Perhaps he does this because the bad parts about being in the ring are overhyped. Maybe the guys that cowered at the sight of Tyson or a young Foreman were just punks, unable to handle a little boo-boo on their faces. Or maybe he fights because his love for the craft is so powerful that the pain is worth it.
So I asked the Boxing Banker to talk about the punishment he receives in the ring.
And, more or less, he refused.
"You won't last long in the heavyweight division taking punishment."
He's right about that. There's a reason boxing doesn't have a Mendoza line. Mario Mendoza would have quit long before he became infamous.
But that statement caught the ear of his trainer, Tom Yankello. Brock looked sluggish sparring that evening, and Yankello gave Brock a look to remind him that being slow against the towering Klitschko would earn him his share of abuse.
"That's because I didn't have the legs to get out the way," Brock pre-emptively yelled. Later that evening, Brock decided to fly home to Charlotte for a couple of days, fearful that overtraining would doom him like he feels it did in Sydney, where he did not win a medal.
Brock was also unwilling to entertain the possibility of losing -- boxers, it seems, don't entertain such thoughts -- which made it clear there was no chance he would publicly admit professional vulnerability. Yankello, however, was more forthcoming. The grandson of a boxer, Yankello isn't a large man by any stretch. He's under 6-foot, so it's not surprising he got interested in boxing in 1976 after seeing "Rocky." He fought several amateur fights but stopped boxing after having four shoulder surgeries between the ages of 18 and 21.

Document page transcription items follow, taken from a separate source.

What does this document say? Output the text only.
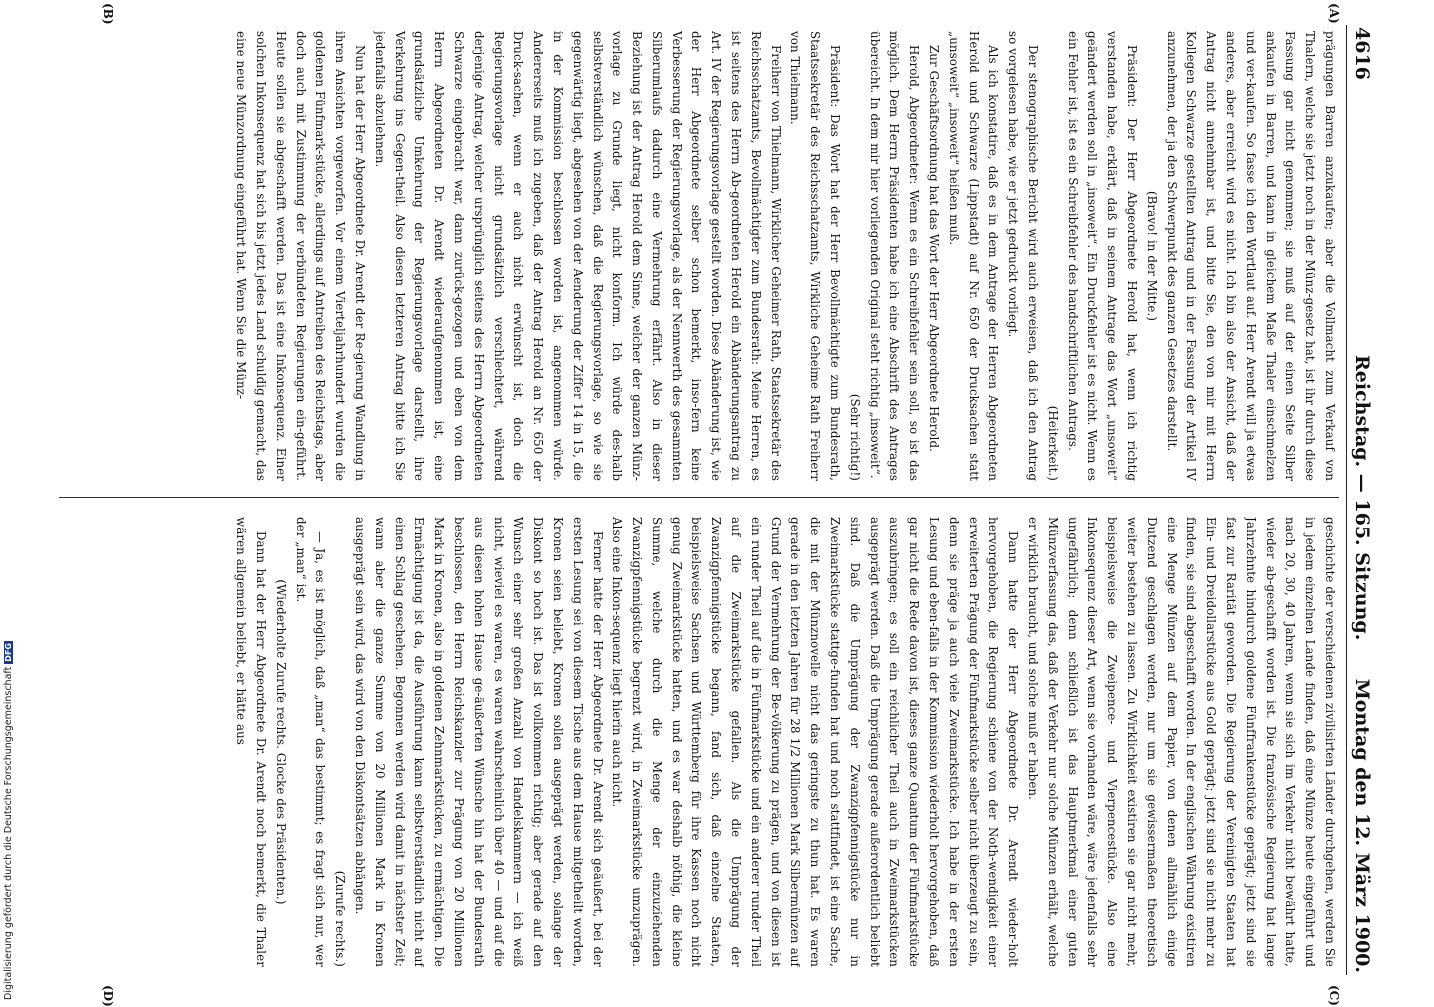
4616
Reichstag. — 165. Sitzung.
Montag den 12. März 1900.
(A)
(B)
(C)
(D)

prägungen Barren anzukaufen; aber die Vollmacht zum Verkauf von Thalern, welche sie jetzt noch in der Münz-gesetz hat, ist ihr durch diese Fassung gar nicht genommen; sie muß auf der einen Seite Silber ankaufen in Barren, und kann in gleichem Maße Thaler einschmelzen und ver-kaufen. So fasse ich den Wortlaut auf. Herr Arendt will ja etwas anderes, aber erreicht wird es nicht. Ich bin also der Ansicht, daß der Antrag nicht annehmbar ist, und bitte Sie, den von mir mit Herrn Kollegen Schwarze gestellten Antrag und in der Fassung der Artikel IV anzunehmen, der ja den Schwerpunkt des ganzen Gesetzes darstellt.

(Bravo! in der Mitte.)

Präsident: Der Herr Abgeordnete Herold hat, wenn ich richtig verstanden habe, erklärt, daß in seinem Antrage das Wort „unsoweit“ geändert werden soll in „insoweit“. Ein Druckfehler ist es nicht. Wenn es ein Fehler ist, ist es ein Schreibfehler des handschriftlichen Antrags.

(Heiterkeit.)

Der stenographische Bericht wird auch erweisen, daß ich den Antrag so vorgelesen habe, wie er jetzt gedruckt vorliegt.

Als ich konstatire, daß es in dem Antrage der Herren Abgeordneten Herold und Schwarze (Lippstadt) auf Nr. 650 der Drucksachen statt „unsoweit“ „insoweit“ heißen muß.

Zur Geschäftsordnung hat das Wort der Herr Abgeordnete Herold.

Herold, Abgeordneter: Wenn es ein Schreibfehler sein soll, so ist das möglich. Dem Herrn Präsidenten habe ich eine Abschrift des Antrages übereicht. In dem mir hier vorliegenden Original steht richtig „insoweit“.

(Sehr richtig!)

Präsident: Das Wort hat der Herr Bevollmächtigte zum Bundesrath, Staatssekretär des Reichsschatzamts, Wirkliche Geheime Rath Freiherr von Thielmann.

Freiherr von Thielmann, Wirklicher Geheimer Rath, Staatssekretär des Reichsschatzamts, Bevollmächtigter zum Bundesrath: Meine Herren, es ist seitens des Herrn Ab-geordneten Herold ein Abänderungsantrag zu Art. IV der Regierungsvorlage gestellt worden. Diese Abänderung ist, wie der Herr Abgeordnete selber schon bemerkt, inso-fern keine Verbesserung der Regierungsvorlage, als der Nennwerth des gesammten Silberumlaufs dadurch eine Vermehrung erfährt. Also in dieser Beziehung ist der Antrag Herold dem Sinne, welcher der ganzen Münz-vorlage zu Grunde liegt, nicht konform. Ich würde des-halb selbstverständlich wünschen, daß die Regierungsvorlage, so wie sie gegenwärtig liegt, abgesehen von der Aenderung der Ziffer 14 in 15, die in der Kommission beschlossen worden ist, angenommen würde. Andererseits muß ich zugeben, daß der Antrag Herold an Nr. 650 der Druck-sachen, wenn er auch nicht erwünscht ist, doch die Regierungsvorlage nicht grundsätzlich verschlechtert, während derjenige Antrag, welcher ursprünglich seitens des Herrn Abgeordneten Schwarze eingebracht war, dann zurück-gezogen und eben von dem Herrn Abgeordneten Dr. Arendt wiederaufgenommen ist, eine grundsätzliche Umkehrung der Regierungsvorlage darstellt, ihre Verkehrung ins Gegen-theil. Also diesen letzteren Antrag bitte ich Sie jedenfalls abzulehnen.

Nun hat der Herr Abgeordnete Dr. Arendt der Re-gierung Wandlung in ihren Ansichten vorgeworfen. Vor einem Vierteljahrhundert wurden die goldenen Fünfmark-stücke, allerdings auf Antreiben des Reichstags, aber doch auch mit Zustimmung der verbündeten Regierungen ein-geführt. Heute sollen sie abgeschafft werden. Das ist eine Inkonsequenz. Einer solchen Inkonsequenz hat sich bis jetzt jedes Land schuldig gemacht, das eine neue Münzordnung eingeführt hat. Wenn Sie die Münz-

geschichte der verschiedenen zivilisirten Länder durchgehen, werden Sie in jedem einzelnen Lande finden, daß eine Münze heute eingeführt und nach 20, 30, 40 Jahren, wenn sie sich im Verkehr nicht bewährt hatte, wieder ab-geschafft worden ist. Die französische Regierung hat lange Jahrzehnte hindurch goldene Fünffrankenstücke geprägt; jetzt sind sie fast zur Rarität geworden. Die Regierung der Vereinigten Staaten hat Ein- und Dreidollarstücke aus Gold geprägt; jetzt sind sie nicht mehr zu finden, sie sind abgeschafft worden. In der englischen Währung existiren eine Menge Münzen auf dem Papier, von denen allmählich einige Dutzend geschlagen werden, nur um sie gewissermaßen theoretisch weiter bestehen zu lassen. Zu Wirklichkeit existiren sie gar nicht mehr, beispielsweise die Zweipence- und Vierpencestücke. Also eine Inkonsequenz dieser Art, wenn sie vorhanden wäre, wäre jedenfalls sehr ungefährlich; denn schließlich ist das Hauptmerkmal einer guten Münzverfassung das, daß der Verkehr nur solche Münzen erhält, welche er wirklich braucht, und solche muß er haben.

Dann hatte der Herr Abgeordnete Dr. Arendt wieder-holt hervorgehoben, die Regierung schiene von der Noth-wendigkeit einer erweiterten Prägung der Fünfmarkstücke selber nicht überzeugt zu sein, denn sie präge ja auch viele Zweimarkstücke. Ich habe in der ersten Lesung und eben-falls in der Kommission wiederholt hervorgehoben, daß gar nicht die Rede davon ist, dieses ganze Quantum der Fünfmarkstücke auszubringen; es soll ein reichlicher Theil auch in Zweimarkstücken ausgeprägt werden. Daß die Umprägung gerade außerordentlich beliebt sind. Daß die Umprägung der Zwanzigpfennigstücke nur in Zweimarkstücke stattge-funden hat und noch stattfindet, ist eine Sache, die mit der Münznovelle nicht das geringste zu thun hat. Es waren gerade in den letzten Jahren für 28 1/2 Millionen Mark Silbermünzen auf Grund der Vermehrung der Be-völkerung zu prägen, und von diesen ist ein runder Theil auf die in Fünfmarkstücke und ein anderer runder Theil auf die Zweimarkstücke gefallen. Als die Umprägung der Zwanzigpfennigstücke begann, fand sich, daß einzelne Staaten, beispielsweise Sachsen und Württemberg für ihre Kassen noch nicht genug Zweimarkstücke hatten, und es war deshalb nöthig, die kleine Summe, welche durch die Menge der einzuziehenden Zwanzigpfennigstücke begrenzt wird, in Zweimarkstücke umzuprägen. Also eine Inkon-sequenz liegt hierin auch nicht.

Ferner hatte der Herr Abgeordnete Dr. Arendt sich geäußert, bei der ersten Lesung sei von diesem Tische aus dem Hause mitgetheilt worden, Kronen seien beliebt, Kronen sollen ausgeprägt werden, solange der Diskont so hoch ist. Das ist vollkommen richtig; aber gerade auf den Wunsch einer sehr großen Anzahl von Handelskammern — ich weiß nicht, wieviel es waren, es waren wahrscheinlich über 40 — und auf die aus diesen hohen Hause ge-äußerten Wünsche hin hat der Bundesrath beschlossen, den Herrn Reichskanzler zur Prägung von 20 Millionen Mark in Kronen, also in goldenen Zehnmarkstücken, zu ermächtigen. Die Ermächtigung ist da, die Ausführung kann selbstverständlich nicht auf einen Schlag geschehen. Begonnen werden wird damit in nächster Zeit; wann aber die ganze Summe von 20 Millionen Mark in Kronen ausgeprägt sein wird, das wird von den Diskontsätzen abhängen.

(Zurufe rechts.)

— Ja, es ist möglich, daß „man“ das bestimmt; es fragt sich nur, wer der „man“ ist.

(Wiederholte Zurufe rechts. Glocke des Präsidenten.)

Dann hat der Herr Abgeordnete Dr. Arendt noch bemerkt, die Thaler wären allgemein beliebt, er hätte aus

Digitalisierung gefördert durch die Deutsche ForschungsgemeinschaftDFG
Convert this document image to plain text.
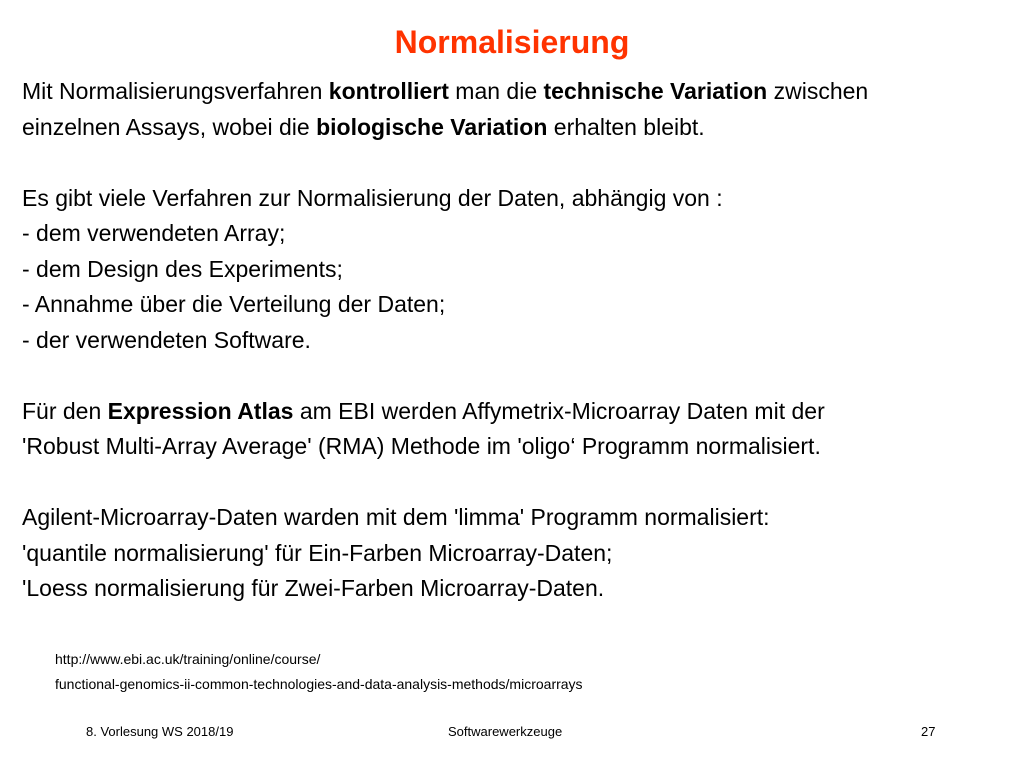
Normalisierung
Mit Normalisierungsverfahren kontrolliert man die technische Variation zwischen
einzelnen Assays, wobei die biologische Variation erhalten bleibt.
Es gibt viele Verfahren zur Normalisierung der Daten, abhängig von :
- dem verwendeten Array;
- dem Design des Experiments;
- Annahme über die Verteilung der Daten;
- der verwendeten Software.
Für den Expression Atlas am EBI werden Affymetrix-Microarray Daten mit der
'Robust Multi-Array Average' (RMA) Methode im 'oligo‘ Programm normalisiert.
Agilent-Microarray-Daten warden mit dem 'limma' Programm normalisiert:
'quantile normalisierung' für Ein-Farben Microarray-Daten;
'Loess normalisierung für Zwei-Farben Microarray-Daten.
http://www.ebi.ac.uk/training/online/course/
functional-genomics-ii-common-technologies-and-data-analysis-methods/microarrays
8. Vorlesung WS 2018/19	Softwarewerkzeuge	27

When asked about what it's like to be in the ring, Yankello's face scrunched up and his head shook.
"Fighting a heavyweight?" he asked rhetorically. "Punches from men that tall that weigh 225 pounds are like dropping 25 pound dumbbells from 20 feet up. Most heavyweights throw punches that would kill an average human being.
"If a pro hit a guy on the street, it would leave him comatose. Think about how Mitch Green looked after fighting Tyson in the street."
After scrapping with Tyson bare-knuckled, Green's eye looked to be the size of a softball.
"Tyson just hit him with a short jab."
So it's no wonder Brock's strategy is to avoid punishment rather than absorb it, something Yankello thinks his fighter's fully capable of doing. As expected, he thinks Brock's the best fighter in the world.
"He's well-rounded, has many dimensions. He can fight on the inside, on the outside. Good puncher, good boxer."
But Brock has taken some punishment in his career. He lost his first six amateur fights at age 12, and threw hands as a teenager against grown men.
"He ran into some hard-hitting ones," Calvance Brock said of his son.
Maybe Calvin Brock has chosen to forget those things. Maybe it's impossible to fight while thinking about getting hit, the same way it's impossible to tap dance while thinking about falling. Or maybe he's just so good that he hasn't taken serious licks since fighting those men when he was a tyke.
Or maybe he loves the game so much that he rolls the dice in the ring, even though he's fully aware of the risks.
His goal is to leave boxing "talking straight, walking straight, looking good."
Will he be able to pull that off? Saturday's fight will go a long way toward answering that question.